The 7th edition of the annual India Art Fair, held in the Okhla industrial area of New Delhi over a heady four days over the last weekend in January, involved the works of some 1,100 artists from around the world. It was a multifarious display of contemporary art with occasional flashes of brilliance and exquisite nuance. Yet what fascinated me more as an outsider was the Indian public. As Indian art critic Rosalyn Dmello put it: fairs are commercial, democratic spectacles that encompass a wide spectrum of work.
An estimated 80,000 people visited the fair, of which the vast majority were Indians of every walk of life. Though the numbers were substantially lower than last year's 100,000, several artists and gallerists agreed that there has been a positive qualitative shift in the attendees of this year's fair. Said Chitra Ganesh, who along with fellow artist Dhruvi Acharya did a "painting-as-performance", creating a collage style art piece in full view of the public during the fair:
"It's been a huge gamut, it's become more diverse. It's amazing how many people come, how many people feel they can come. This is actually more interaction than I expected, I think also because our work has narrative and also it's very rare in this day and age in any industry, even in visual arts, to see process. We're so used to seeing just product, a brand. But now they have our visual vocabulary."
One could conjecture that this sense of engagement of the Indian middle class (surely the greater portion of visitors) is an outcome of greater economic comfort and its attendant leisure, but something more is at play. Take for example the idea of photography as collectible art - a concept which still meets a great deal of resistance in developing Asia, and which isn't helped by the digital revolution in photography. Yet Sunando Chakraborty, deputy director of Tasveer, an arts foundation from Bangalore that features works of international photographers as well as Indian, senses a change in the attitudes of the public and collectors as well:
"I think this fair helps get the idea of photography as art across.

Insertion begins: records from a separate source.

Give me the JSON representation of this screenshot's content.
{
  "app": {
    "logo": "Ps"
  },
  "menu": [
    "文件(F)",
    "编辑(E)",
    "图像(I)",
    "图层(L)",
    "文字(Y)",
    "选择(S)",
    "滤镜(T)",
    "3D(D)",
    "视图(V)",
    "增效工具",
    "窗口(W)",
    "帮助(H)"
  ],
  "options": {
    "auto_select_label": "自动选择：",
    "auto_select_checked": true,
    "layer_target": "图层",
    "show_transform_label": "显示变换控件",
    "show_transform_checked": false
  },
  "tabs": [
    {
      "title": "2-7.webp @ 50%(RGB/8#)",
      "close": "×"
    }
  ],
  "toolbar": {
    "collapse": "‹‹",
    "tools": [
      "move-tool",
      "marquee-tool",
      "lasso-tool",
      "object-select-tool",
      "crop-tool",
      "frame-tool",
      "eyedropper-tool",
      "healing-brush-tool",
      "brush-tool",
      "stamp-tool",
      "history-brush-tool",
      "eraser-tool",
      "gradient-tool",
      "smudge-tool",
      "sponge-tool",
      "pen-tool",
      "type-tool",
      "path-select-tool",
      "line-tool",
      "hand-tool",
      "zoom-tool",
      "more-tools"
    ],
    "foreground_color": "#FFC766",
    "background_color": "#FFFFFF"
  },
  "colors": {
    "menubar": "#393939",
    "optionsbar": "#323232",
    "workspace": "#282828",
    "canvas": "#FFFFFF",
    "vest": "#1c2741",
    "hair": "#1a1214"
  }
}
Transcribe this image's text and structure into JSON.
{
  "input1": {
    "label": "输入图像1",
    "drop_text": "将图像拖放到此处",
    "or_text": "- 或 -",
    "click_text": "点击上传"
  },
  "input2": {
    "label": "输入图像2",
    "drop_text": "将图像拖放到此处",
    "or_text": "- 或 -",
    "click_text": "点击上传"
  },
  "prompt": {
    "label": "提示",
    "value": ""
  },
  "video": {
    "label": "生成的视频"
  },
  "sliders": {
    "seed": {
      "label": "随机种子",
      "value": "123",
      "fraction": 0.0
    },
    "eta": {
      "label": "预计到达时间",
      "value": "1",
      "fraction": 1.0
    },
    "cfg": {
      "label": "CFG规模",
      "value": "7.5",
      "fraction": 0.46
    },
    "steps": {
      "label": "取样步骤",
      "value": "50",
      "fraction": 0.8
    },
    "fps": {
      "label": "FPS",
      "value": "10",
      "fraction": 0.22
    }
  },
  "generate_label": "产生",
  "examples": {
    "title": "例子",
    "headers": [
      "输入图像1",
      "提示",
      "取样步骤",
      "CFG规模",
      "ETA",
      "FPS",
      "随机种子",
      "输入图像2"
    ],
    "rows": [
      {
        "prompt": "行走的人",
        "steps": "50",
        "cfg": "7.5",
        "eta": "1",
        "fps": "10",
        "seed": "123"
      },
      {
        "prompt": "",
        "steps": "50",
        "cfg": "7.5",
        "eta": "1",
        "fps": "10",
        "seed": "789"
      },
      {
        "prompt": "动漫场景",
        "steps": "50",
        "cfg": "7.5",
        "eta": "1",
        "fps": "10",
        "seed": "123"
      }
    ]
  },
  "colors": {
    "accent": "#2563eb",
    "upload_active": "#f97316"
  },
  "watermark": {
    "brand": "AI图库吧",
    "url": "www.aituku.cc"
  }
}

At the end of the day people get aesthetics, whether it's painting or photography. As far as collectors go, a lot of people are becoming aware of how collectible photography is. But if you went back 10 years this might not have worked - this is really a reflection of a modern India. People are exposed to a lot more these days. I think we are adding to that."
Geetha Mehra of Sakshi Gallery pointed to the improved discipline of the public and greater awareness when viewing the works on display. This was partly due to what all agreed was the improved nature of the venue itself - more visitor friendly, more facilities. As to the popularity of the stands in the 'contemporary side' of the venue, sculptress Sonal Ambani said:
"Wonderful to see so many people you wouldn't expect at an art fair - That's a very good thing and those are the people I encourage more. The difference between the Delhi Art Gallery exhibition (which featured an extensive, classic museum style presentation of the origins of Indian modernism) across the walkway and this side is that this (the contemporary art booths) is the future: the Apple computers, the information technology, brighter colors etc."
To contextualize this sense of entitlement there is a clear correlation between the exponential growth of the middle class here (expected to reach nearly 18% of India's expected 1.28 billion people in 2015) and the election of an assertive go getter like Prime Minister Modi who has a clear sense of national pride and self confidence. If there was ever a time for a nationalism fueled, international drive to showcase Indian art and culture, this is it.
Beside some gripes regarding infrastructure at IAF 2015, some international galleries felt the Indian bureaucratic hurdles to joining the fair to be prohibitive. Perhaps the international galleries exhibiting here were also put at a disadvantage by the fact that there is less cultural reference for their collections for the general public here, and price point that is above what the regional market is prepared to pay. But from a different, more self-centered perspective, all this might seem a tad irrelevant in view of the caliber of IAF 2015's success within the country.
To look at it from an Indian perspective, various museums were able to showcase their programs to a wide range of the public, a mass audience, to which they previously had limited access (and vice versa) for a variety of reasons. This is certainly in line with the stated priorities of IAF, to quote from their press release:
"India Art Fair is as much about engagement, accessibility and education..."
On the commercial side, Indian and other regional buyers were largely responsible for a sell out in 6 booths; there were 25% more sales overall compared to last year's event despite a 20% drop in visitors; and there were more buyers under 30 years of age than before. Another important factor was not only the presence of galleries from various other cities such as Bangalore in India, but that of buyers from cities like Chandigarh and Jaipur - in short an all India representation from both sides of the counter.
These demographic realities, combined with the fact that more than 100 high profile international patrons of the arts (think Guggenheim Bilbao, Santa Barbara Museum of Art, Art Gallery of New South Wales) attended, clearly indicate that Indian contemporary art as a cultural force is riding a steadily growing wave and that the market represented here is not negligible.
By one insider's estimate some 60% of the work exhibited was of Indian origin: something contemporary of 'their own' that India's upcoming, connectivity obsessed, iPhone toting middle class is beginning to take interest in, and possibly take pride in as well.